ContextualStory: Consistent Visual Storytelling with Spatially-Enhanced and Storyline Context
Sixiao Zheng, Yanwei Fu
TL;DR
ContextualStory tackles the memory and context limitations of autoregressive visual storytelling by introducing Spatially-Enhanced Temporal Attention (SETA), a Storyline Contextualizer (SC), and a StoryFlow Adapter within a diffusion-based framework. The non-autoregressive design enables efficient, globally coherent story frame generation and continuation, with explicit handling of character movement and scene changes.
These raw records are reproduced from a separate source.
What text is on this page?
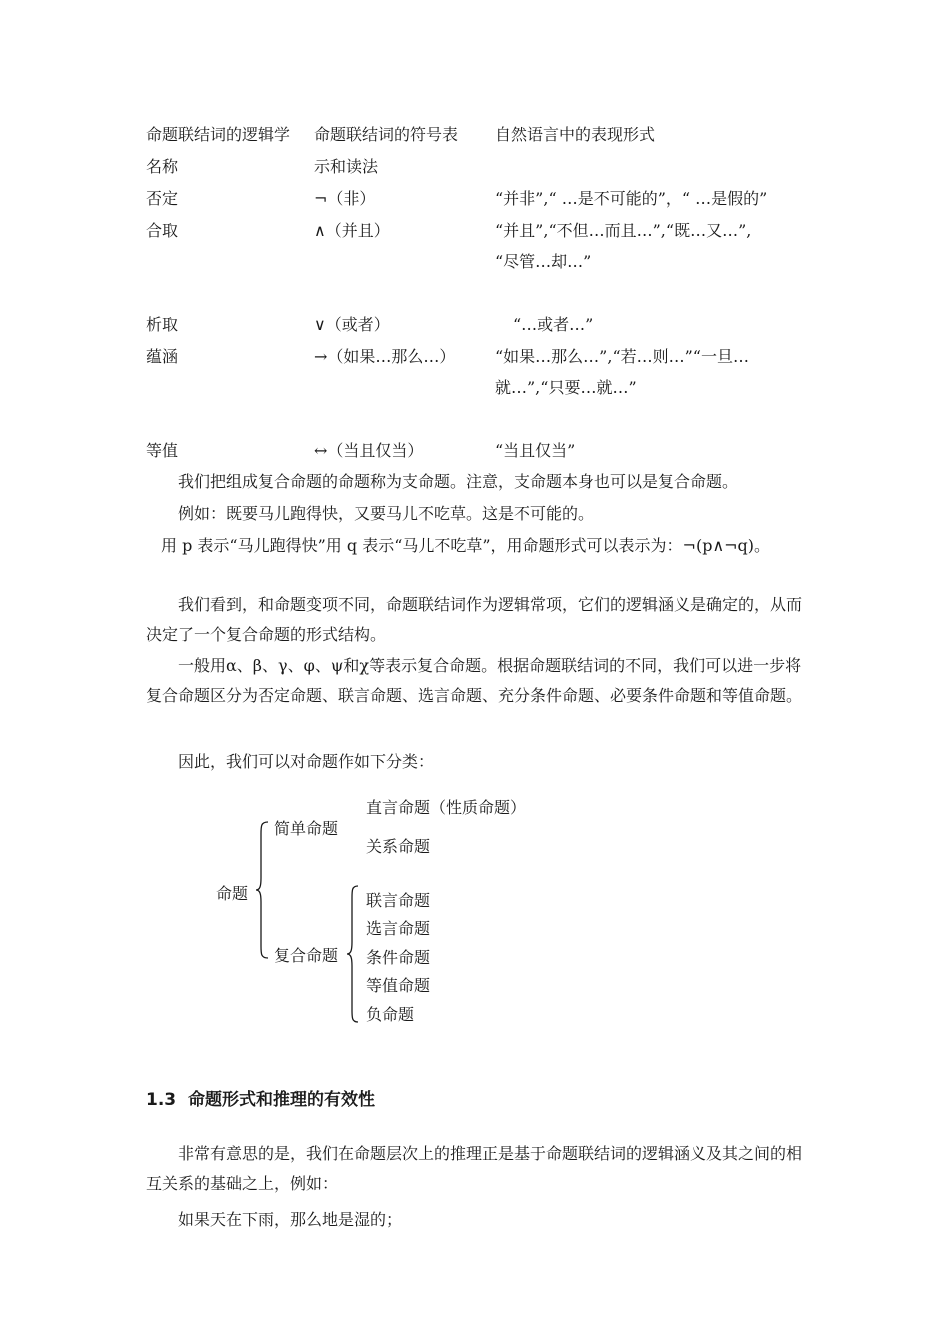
命题联结词的逻辑学 命题联结词的符号表 自然语言中的表现形式
名称	示和读法
否定	¬（非）	“并非”,“ …是不可能的”，“ …是假的”
合取	∧（并且）	“并且”,“不但…而且…”,“既…又…”,
“尽管…却…”
析取	∨（或者）	“…或者…”
蕴涵	→（如果…那么…） “如果…那么…”,“若…则…”“一旦…
就…”,“只要…就…”
等值	↔（当且仅当）	“当且仅当”
我们把组成复合命题的命题称为支命题。注意，支命题本身也可以是复合命题。
例如：既要马儿跑得快，又要马儿不吃草。这是不可能的。
用 p 表示“马儿跑得快”用 q 表示“马儿不吃草”，用命题形式可以表示为：¬(p∧¬q)。
我们看到，和命题变项不同，命题联结词作为逻辑常项，它们的逻辑涵义是确定的，从而决定了一个复合命题的形式结构。
一般用α、β、γ、φ、ψ和χ等表示复合命题。根据命题联结词的不同，我们可以进一步将复合命题区分为否定命题、联言命题、选言命题、充分条件命题、必要条件命题和等值命题。
因此，我们可以对命题作如下分类：
命题
简单命题
直言命题（性质命题）
关系命题
复合命题
联言命题
选言命题
条件命题
等值命题
负命题
1.3 命题形式和推理的有效性
非常有意思的是，我们在命题层次上的推理正是基于命题联结词的逻辑涵义及其之间的相互关系的基础之上，例如：
如果天在下雨，那么地是湿的；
Extensive experiments on PororoSV and FlintstonesSV show state-of-the-art performance for both story visualization and continuation, along with favorable memory and speed characteristics. The work advances practical visual storytelling by tightly integrating spatial-temporal modeling with storyline-aware context propagation, offering a scalable path toward coherent multi-frame narratives.
Abstract
Visual storytelling involves generating a sequence of coherent frames from a textual storyline while maintaining consistency in characters and scenes. Existing autoregressive methods, which rely on previous frame-sentence pairs, struggle with high memory usage, slow generation speeds, and limited context integration. To address these issues, we propose ContextualStory, a novel framework designed to generate coherent story frames and extend frames for visual storytelling. ContextualStory utilizes Spatially-Enhanced Temporal Attention to capture spatial and temporal dependencies, handling significant character movements effectively. Additionally, we introduce a Storyline Contextualizer to enrich context in storyline embedding, and a StoryFlow Adapter to measure scene changes between frames for guiding the model. Extensive experiments on PororoSV and FlintstonesSV datasets demonstrate that ContextualStory significantly outperforms existing SOTA methods in both story visualization and continuation. Code is available at https://github.com/sixiaozheng/ContextualStory.